Como su tío Leandro Alem, Yrigoyen había participado en la llamada Revolución del Parque de 1890, que derrocó el Gobierno de Miguel Ángel Juárez Celman y dio lugar a la UCR. Había en los principales líderes del radicalismo originario una mística republicana, contrapuesta al liberalismo oligárquico del Partido Autonomista Nacional, que recuerda en muchos aspectos el lenguaje político de Martí, Madero y Restrepo. Tanto el énfasis en una austeridad cívica, antídoto de la corrupción, como un acento supraclasista, de inclusión social, dirigido atraer a socialistas y anarquistas y, también, a sectores de la burguesía comercial e industrial, marcaron las campañas del republicanismo radical en las elecciones regionales y presidenciales después de la ley Sáenz Peña, impulsada el ministro del Interior Indalecio Gómez.25 Como recuerda Marcelo Cavarozzi, aquella transición del “voto cantado al voto contado”, que facilitó la elección presidencial de Yrigoyen en 1916, por sufragio secreto, obligatorio y universal, se impuso a propuestas de restringir el sufragio a los analfabetos, como la del jurista Juan Álvarez, y dio forma a una ruptura con el liberalismo de la Constitución de 1853, muy parecida al de la Revolución mexicana con respecto a la Constitución de 1857.26
De hecho, a pesar de que el Gobierno de Yrigoyen intentó avanzar por medio constantes enmiendas constitucionales, que en su mayoría desechaba el Congreso opositor, en su lenguaje se mezclaban los conceptos de reforma y revolución, tal y como sucedía en Martí y Madero. En su célebre discurso inaugural, Yrigoyen presentaba su proyecto de reforma social como una “insurrección” o una “contienda reparadora”, animada por el “genio de la revolución”.27 El caso de la “república verdadera” de Yrigoyen y Marcelo Torcuato de Alvear, como le llamara Tulio Halperín Donghi, ilustra los aciertos pero también los límites de aquel republicanismo, que tras un proyecto de integración de clases no vaciló en recurrir a la represión del movimiento obrero y no pudo impedir la recomposición de nuevas oligarquías que propiciaron la caída del régimen en 1930.

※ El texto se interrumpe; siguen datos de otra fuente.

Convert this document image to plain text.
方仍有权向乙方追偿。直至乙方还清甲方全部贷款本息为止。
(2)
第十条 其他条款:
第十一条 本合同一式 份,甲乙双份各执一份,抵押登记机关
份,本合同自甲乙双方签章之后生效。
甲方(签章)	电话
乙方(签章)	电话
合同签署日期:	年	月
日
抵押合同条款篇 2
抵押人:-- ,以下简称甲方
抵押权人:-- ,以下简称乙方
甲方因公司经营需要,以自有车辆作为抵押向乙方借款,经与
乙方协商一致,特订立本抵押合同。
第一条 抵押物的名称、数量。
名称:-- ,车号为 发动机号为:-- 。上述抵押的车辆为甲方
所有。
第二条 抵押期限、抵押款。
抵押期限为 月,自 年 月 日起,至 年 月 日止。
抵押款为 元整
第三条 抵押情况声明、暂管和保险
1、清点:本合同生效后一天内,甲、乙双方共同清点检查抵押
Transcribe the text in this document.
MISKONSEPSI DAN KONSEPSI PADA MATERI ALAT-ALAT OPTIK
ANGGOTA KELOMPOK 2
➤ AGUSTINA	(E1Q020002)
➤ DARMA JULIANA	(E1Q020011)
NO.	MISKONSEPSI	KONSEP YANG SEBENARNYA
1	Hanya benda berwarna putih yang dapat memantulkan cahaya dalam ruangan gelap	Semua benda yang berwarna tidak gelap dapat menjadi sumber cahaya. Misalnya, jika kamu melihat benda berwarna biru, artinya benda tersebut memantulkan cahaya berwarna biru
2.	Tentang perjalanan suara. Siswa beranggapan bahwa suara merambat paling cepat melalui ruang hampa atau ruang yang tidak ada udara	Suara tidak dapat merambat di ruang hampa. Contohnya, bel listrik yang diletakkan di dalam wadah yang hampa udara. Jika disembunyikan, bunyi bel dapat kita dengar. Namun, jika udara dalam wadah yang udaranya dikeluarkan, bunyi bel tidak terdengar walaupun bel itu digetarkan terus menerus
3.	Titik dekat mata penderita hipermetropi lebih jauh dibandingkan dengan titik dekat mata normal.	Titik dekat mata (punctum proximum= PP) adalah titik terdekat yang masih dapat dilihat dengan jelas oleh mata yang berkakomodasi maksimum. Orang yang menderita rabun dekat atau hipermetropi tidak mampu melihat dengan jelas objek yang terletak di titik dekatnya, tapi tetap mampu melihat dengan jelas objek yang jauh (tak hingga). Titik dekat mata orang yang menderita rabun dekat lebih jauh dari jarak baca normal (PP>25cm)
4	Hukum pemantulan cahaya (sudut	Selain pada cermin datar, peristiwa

el quiebre del republicanismo decimonónico
La Revolución mexicana, entendida como un proceso de cambio social que va del maderismo al cardenismo o, en un sentido cronológico más preciso, entre 1910 y 1940, coincidió con un periodo de estancamiento, crisis y renovación del pacto republicano en América Latina. Mientras en México tenían lugar los grandes hitos de la revolución –los Planes de San Luis Potosí y Ayala, la campaña antirreelecionista y los movimientos zapatistas y villistas, la Constitución de Querétaro y la cruzada cultural vasconcelista, la guerra cristera y el anticlericalismo callista, la restitución y dotación de ejidos y la nacionalización petrolera cardenista–, América Latina ofrecía un panorama confuso de viejas repúblicas oligárquicas colapsadas, como las de Brasil y Argentina, anacrónicas dictaduras de orden y progreso como las de Manuel Estrada Cabrera en Guatemala, Juan Vicente Gómez en Venezuela, Augusto Leguía en Perú o Gerardo Machado en Cuba.28
En su clásica Historia contemporánea de América Latina (1969), Tulio Halperín Donghi definía el periodo de 1880 a 1930 como la “madurez del orden neocolonial”.29 Su elección de 1930 como punto de partida de la búsqueda de un “nuevo equilibrio” tenía que ver tanto con el colapso de las viejas repúblicas en Brasil, Argentina o Cuba, como con el crac financiero de 1929.30 La crisis capitalista produjo, como reacción, un rediseño del papel del Estado en la economía que apoyó las tendencias favorables a la expansión de los derechos sociales, generadas por la Revolución mexicana. En otro ensayo, menos conocido, el historiador argentino sugería la necesidad de incorporar el cardenismo dentro de la periodización básica de la Revolución mexicana, no solo porque a mediados de los treinta se lograron consolidar las políticas sociales básicas del nacionalismo revolucionario –restitución y dotación de ejidos, educación socialista, nacionalización del petróleo, defensa de la soberanía nacional…–, sino porque Cárdenas fue, entre todos los líderes latinoamericanos de entonces, quien alcanzó a dar respuestas concretas a los principales dilemas de la América Latina de entreguerras.31 Decía Halperín Donghi que si Haya de la Torre era el que había formulado aquellos dilemas con la mayor imaginación teórica, Cárdenas fue el que los enfrentó con la mayor audacia práctica.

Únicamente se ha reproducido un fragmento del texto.